The plot thickens with the second installment of The Kindly Ones in Sandman #60-61. Carla has questions, Rose Walker returns with life lessons, and Matthew finds himself in the buddy cop movie of the year.
3:01 – This is the “blueish face shadow” from Sandman #38:
8:32 – Remiel’s designation as watching over those who rise comes from the Book of Enoch, an ancient Jewish text which, while not now considered canonical to either the Jewish or Christian faiths, includes a wealth of information on specific angels.
8:45 – Lucifer’s point is that, as Remiel’s co-monarch is silent, Remiel is effectively the sole ruler of Hell.
10:06 – As far as ability is concerned, Lucifer’s DC Database entry does list “nigh-omnipotence” among his powers, presumably drawing on information presented in his own series. Thus far in Sandman, all he’s really demonstrated is eternal life, durability (he survived having his wings hacked off with a knife), foresight (as we saw in The Kindly Ones’ first chapter), and control over Hell itself. Consequences are a separate issue – we might assume the Creator extends a certain protection to his angels.
12:17 – There’s a little joke here – the adventurer suggests Lyta wouldn’t be happy being referred to as a fury, but her superhero name in her Infinity, Inc. days was actually Fury.
22:51 – Morpheus unmade the Corinthian and stashed his skull back in Sandman #14. He bottled up Azazel in Sandman #27, and bought the original city of Baghdad – the legend, not the reality – in Sandman #50.
29:50 – Late in The Doll’s House, Zelda’s partner in arachnophilia, Chantal, mentioned that Zelda had told her this same tale, adding that, “it cheered me up remarkably.”
32:55 – In fact, Morpheus offered Unity an eternity in the Dreaming after her death in The Doll’s House. Presumably, she’s still there.
38:06 – A key feature of this bauble we neglected to mention this week: Morpheus enchanted it when Nuala left the Dreaming so that if she holds it and calls for him, he’ll appear and grant her one boon.
38:19 – This is a pretty old-school poetic insult. As far back as Shakespeare, at least, husbands of unfaithful women have been described as horned or “wearing the horns.” Nuala’s saying that Titania’s cheating on Lord Auberon, although it’s unclear if she thinks there’s actually something going on between Titania and Morpheus, or is merely commenting on Titania’s obvious eagerness for an extramarital dalliance.
39:56 – Oops.
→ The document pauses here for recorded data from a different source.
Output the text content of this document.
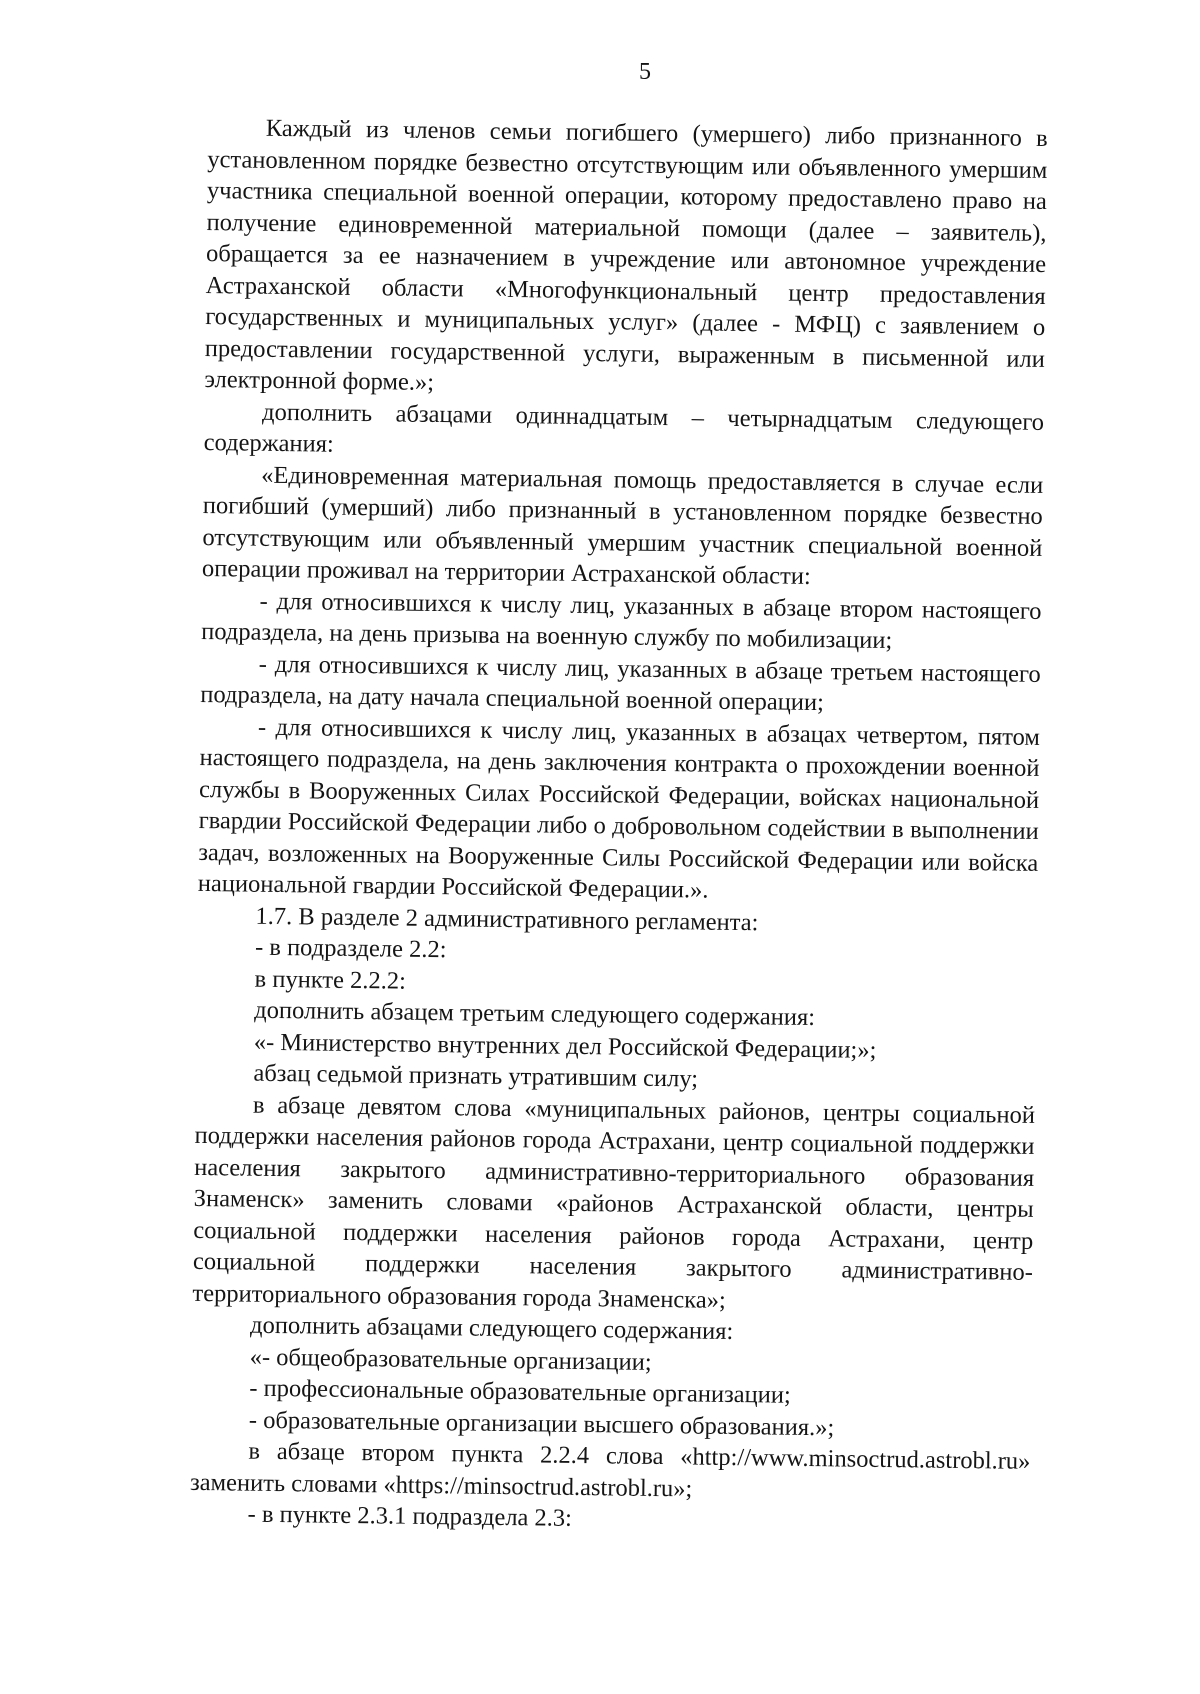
5

Каждый из членов семьи погибшего (умершего) либо признанного в установленном порядке безвестно отсутствующим или объявленного умершим участника специальной военной операции, которому предоставлено право на получение единовременной материальной помощи (далее – заявитель), обращается за ее назначением в учреждение или автономное учреждение Астраханской области «Многофункциональный центр предоставления государственных и муниципальных услуг» (далее - МФЦ) с заявлением о предоставлении государственной услуги, выраженным в письменной или электронной форме.»;

дополнить абзацами одиннадцатым – четырнадцатым следующего содержания:

«Единовременная материальная помощь предоставляется в случае если погибший (умерший) либо признанный в установленном порядке безвестно отсутствующим или объявленный умершим участник специальной военной операции проживал на территории Астраханской области:

- для относившихся к числу лиц, указанных в абзаце втором настоящего подраздела, на день призыва на военную службу по мобилизации;

- для относившихся к числу лиц, указанных в абзаце третьем настоящего подраздела, на дату начала специальной военной операции;

- для относившихся к числу лиц, указанных в абзацах четвертом, пятом настоящего подраздела, на день заключения контракта о прохождении военной службы в Вооруженных Силах Российской Федерации, войсках национальной гвардии Российской Федерации либо о добровольном содействии в выполнении задач, возложенных на Вооруженные Силы Российской Федерации или войска национальной гвардии Российской Федерации.».

1.7. В разделе 2 административного регламента:

- в подразделе 2.2:

в пункте 2.2.2:

дополнить абзацем третьим следующего содержания:

«- Министерство внутренних дел Российской Федерации;»;

абзац седьмой признать утратившим силу;

в абзаце девятом слова «муниципальных районов, центры социальной поддержки населения районов города Астрахани, центр социальной поддержки населения закрытого административно-территориального образования Знаменск» заменить словами «районов Астраханской области, центры социальной поддержки населения районов города Астрахани, центр социальной поддержки населения закрытого административно-территориального образования города Знаменска»;

дополнить абзацами следующего содержания:

«- общеобразовательные организации;

- профессиональные образовательные организации;

- образовательные организации высшего образования.»;

в абзаце втором пункта 2.2.4 слова «http://www.minsoctrud.astrobl.ru» заменить словами «https://minsoctrud.astrobl.ru»;

- в пункте 2.3.1 подраздела 2.3:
This is Lyta’s apartment, not Carla’s home.
43:54 – Pinkerton’s invocation of gods for modern phenomena like telephones and car crashes brings to mind a concept more fully explored in Gaiman’s American Gods.
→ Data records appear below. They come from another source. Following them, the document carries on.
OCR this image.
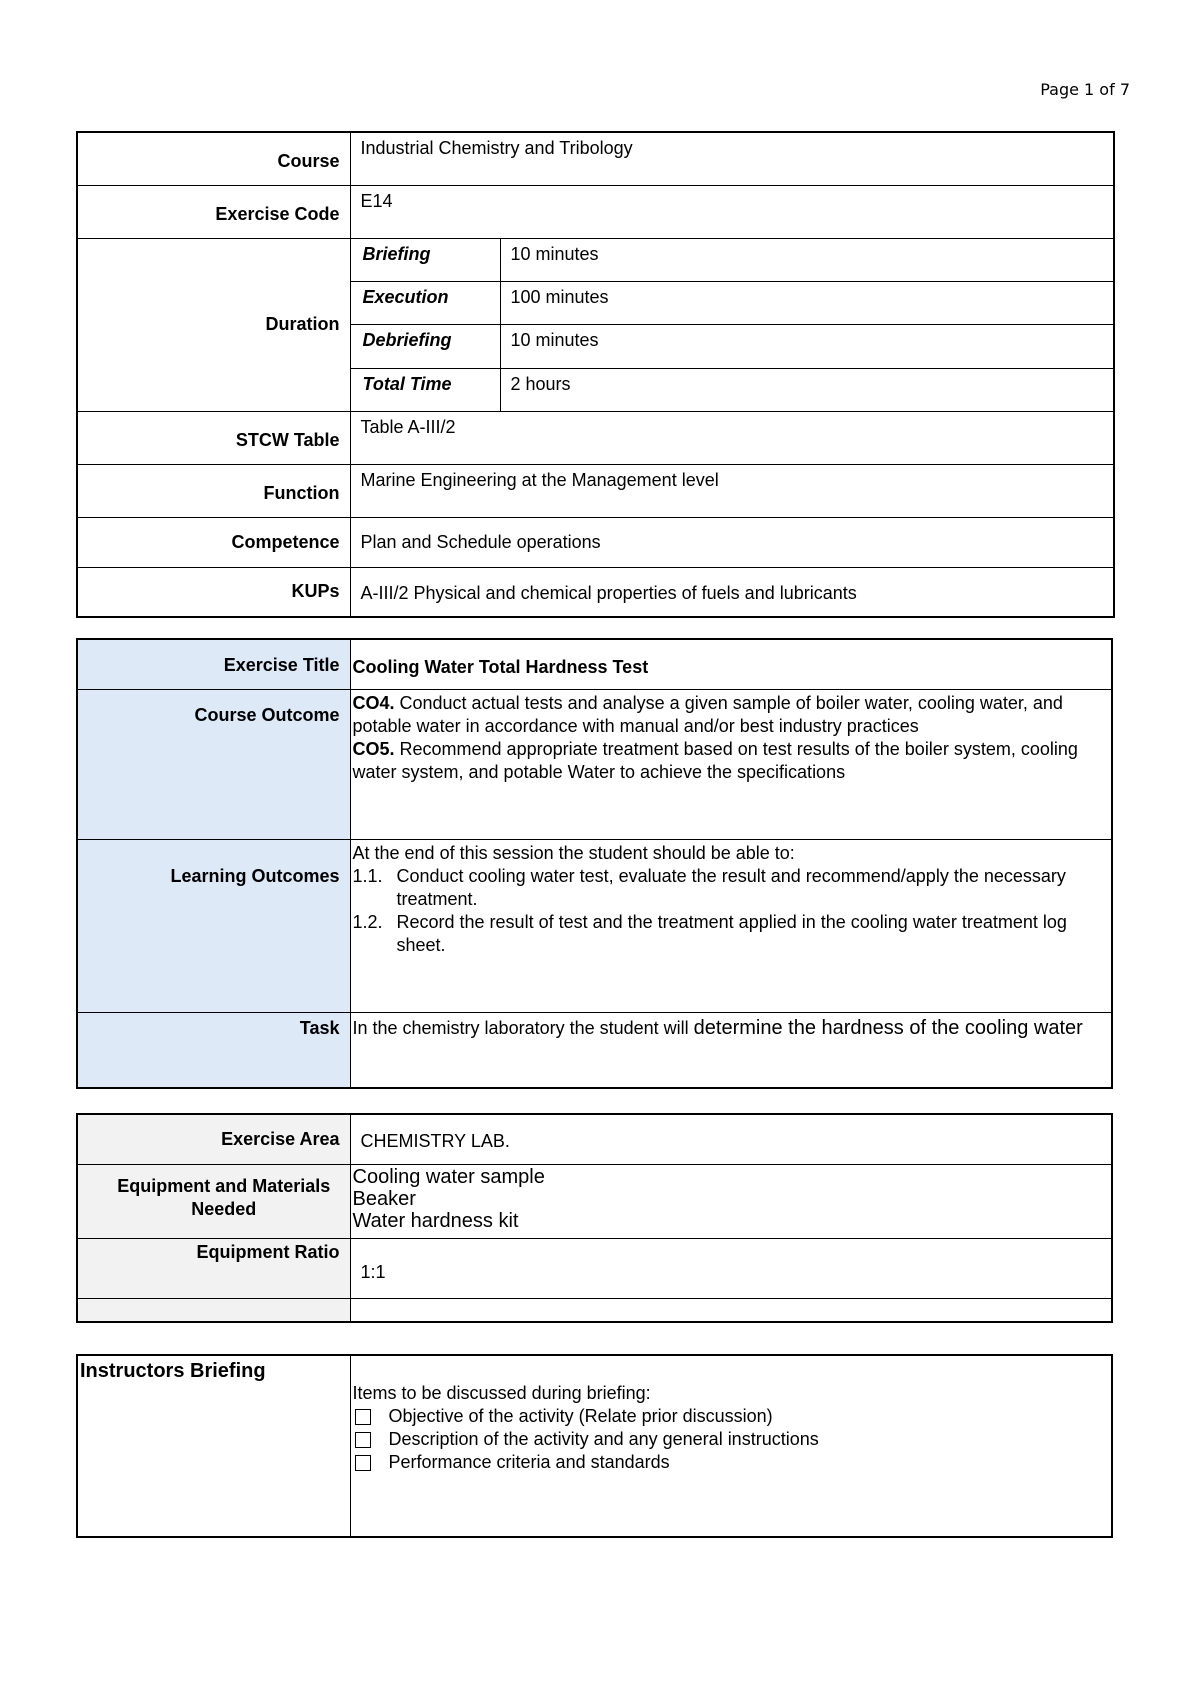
Page 1 of 7
Course	Industrial Chemistry and Tribology	
Exercise Code	E14	
Duration	Briefing	10 minutes
	Execution	100 minutes
	Debriefing	10 minutes
	Total Time	2 hours
STCW Table	Table A-III/2	
Function	Marine Engineering at the Management level	
Competence	Plan and Schedule operations	
KUPs	A-III/2 Physical and chemical properties of fuels and lubricants	
Exercise Title	Cooling Water Total Hardness Test
Course Outcome	CO4. Conduct actual tests and analyse a given sample of boiler water, cooling water, and potable water in accordance with manual and/or best industry practices
CO5. Recommend appropriate treatment based on test results of the boiler system, cooling water system, and potable Water to achieve the specifications

Learning Outcomes	At the end of this session the student should be able to:
1.1. Conduct cooling water test, evaluate the result and recommend/apply the necessary treatment.
1.2. Record the result of test and the treatment applied in the cooling water treatment log sheet.

Task	In the chemistry laboratory the student will determine the hardness of the cooling water
Exercise Area	CHEMISTRY LAB.
Equipment and Materials Needed	Cooling water sample
Beaker
Water hardness kit

Equipment Ratio	1:1

Instructors Briefing	
Items to be discussed during briefing:
Objective of the activity (Relate prior discussion)
Description of the activity and any general instructions
Performance criteria and standards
44:03 – Pinkerton is essentially describing one take on what’s happening to Lyta: by stepping away from sanity, she’s able to interact with the panoply of gods and legends that exist right under our noses.
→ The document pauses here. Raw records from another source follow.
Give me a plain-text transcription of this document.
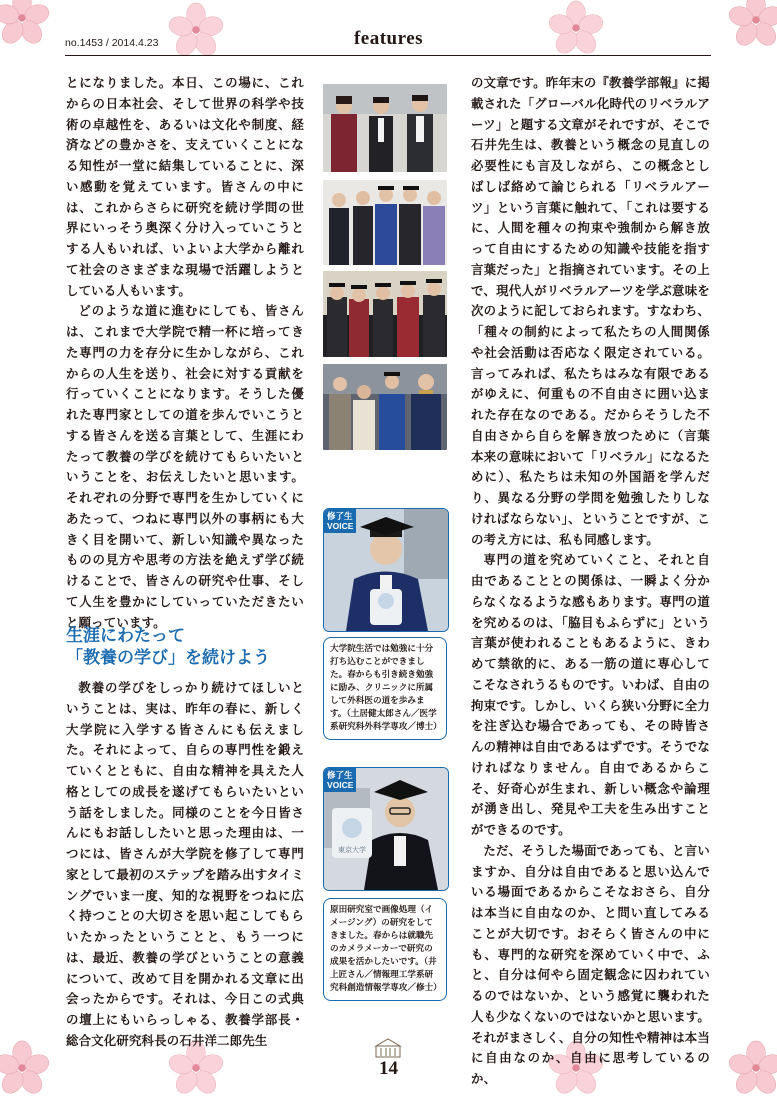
no.1453 / 2014.4.23	features

とになりました。本日、この場に、これからの日本社会、そして世界の科学や技術の卓越性を、あるいは文化や制度、経済などの豊かさを、支えていくことになる知性が一堂に結集していることに、深い感動を覚えています。皆さんの中には、これからさらに研究を続け学問の世界にいっそう奥深く分け入っていこうとする人もいれば、いよいよ大学から離れて社会のさまざまな現場で活躍しようとしている人もいます。

どのような道に進むにしても、皆さんは、これまで大学院で精一杯に培ってきた専門の力を存分に生かしながら、これからの人生を送り、社会に対する貢献を行っていくことになります。そうした優れた専門家としての道を歩んでいこうとする皆さんを送る言葉として、生涯にわたって教養の学びを続けてもらいたいということを、お伝えしたいと思います。それぞれの分野で専門を生かしていくにあたって、つねに専門以外の事柄にも大きく目を開いて、新しい知識や異なったものの見方や思考の方法を絶えず学び続けることで、皆さんの研究や仕事、そして人生を豊かにしていっていただきたいと願っています。

生涯にわたって
「教養の学び」を続けよう

教養の学びをしっかり続けてほしいということは、実は、昨年の春に、新しく大学院に入学する皆さんにも伝えました。それによって、自らの専門性を鍛えていくとともに、自由な精神を具えた人格としての成長を遂げてもらいたいという話をしました。同様のことを今日皆さんにもお話ししたいと思った理由は、一つには、皆さんが大学院を修了して専門家として最初のステップを踏み出すタイミングでいま一度、知的な視野をつねに広く持つことの大切さを思い起こしてもらいたかったということと、もう一つには、最近、教養の学びということの意義について、改めて目を開かれる文章に出会ったからです。それは、今日この式典の壇上にもいらっしゃる、教養学部長・総合文化研究科長の石井洋二郎先生

修了生
VOICE
大学院生活では勉強に十分打ち込むことができました。春からも引き続き勉強に励み、クリニックに所属して外科医の道を歩みます。（土居健太郎さん／医学系研究科外科学専攻／博士）
修了生
VOICE
東京大学
原田研究室で画像処理（イメージング）の研究をしてきました。春からは就職先のカメラメーカーで研究の成果を活かしたいです。（井上匠さん／情報理工学系研究科創造情報学専攻／修士）

の文章です。昨年末の『教養学部報』に掲載された「グローバル化時代のリベラルアーツ」と題する文章がそれですが、そこで石井先生は、教養という概念の見直しの必要性にも言及しながら、この概念としばしば絡めて論じられる「リベラルアーツ」という言葉に触れて、「これは要するに、人間を種々の拘束や強制から解き放って自由にするための知識や技能を指す言葉だった」と指摘されています。その上で、現代人がリベラルアーツを学ぶ意味を次のように記しておられます。すなわち、「種々の制約によって私たちの人間関係や社会活動は否応なく限定されている。言ってみれば、私たちはみな有限であるがゆえに、何重もの不自由さに囲い込まれた存在なのである。だからそうした不自由さから自らを解き放つために（言葉本来の意味において「リベラル」になるために）、私たちは未知の外国語を学んだり、異なる分野の学問を勉強したりしなければならない」、ということですが、この考え方には、私も同感します。

専門の道を究めていくこと、それと自由であることとの関係は、一瞬よく分からなくなるような感もあります。専門の道を究めるのは、「脇目もふらずに」という言葉が使われることもあるように、きわめて禁欲的に、ある一筋の道に専心してこそなされうるものです。いわば、自由の拘束です。しかし、いくら狭い分野に全力を注ぎ込む場合であっても、その時皆さんの精神は自由であるはずです。そうでなければなりません。自由であるからこそ、好奇心が生まれ、新しい概念や論理が湧き出し、発見や工夫を生み出すことができるのです。

ただ、そうした場面であっても、と言いますか、自分は自由であると思い込んでいる場面であるからこそなおさら、自分は本当に自由なのか、と問い直してみることが大切です。おそらく皆さんの中にも、専門的な研究を深めていく中で、ふと、自分は何やら固定観念に囚われているのではないか、という感覚に襲われた人も少なくないのではないかと思います。それがまさしく、自分の知性や精神は本当に自由なのか、自由に思考しているのか、

14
46:07 – Puck’s full name is, of course, Robin Goodfellow. “Detective Fellowes” is also arguably nondescript in the same way as “Detective Pinkerton.” He’s giving a fake name that just means a fellow, a guy.
47:21 – Then again, Rose and Carla weren’t that much help to begin with. I’m not sure how to take this story’s angle on mental illness. There are some poignant observations on the plight of the mentally ill – Carla giving up on Lyta because she’s “acting crazy,” the seemingly harmless nursery rhyme man getting arrested – but the story also plays on the old, unhelpful cliché that people suffering from mental disorders simply perceive a different, equally real world.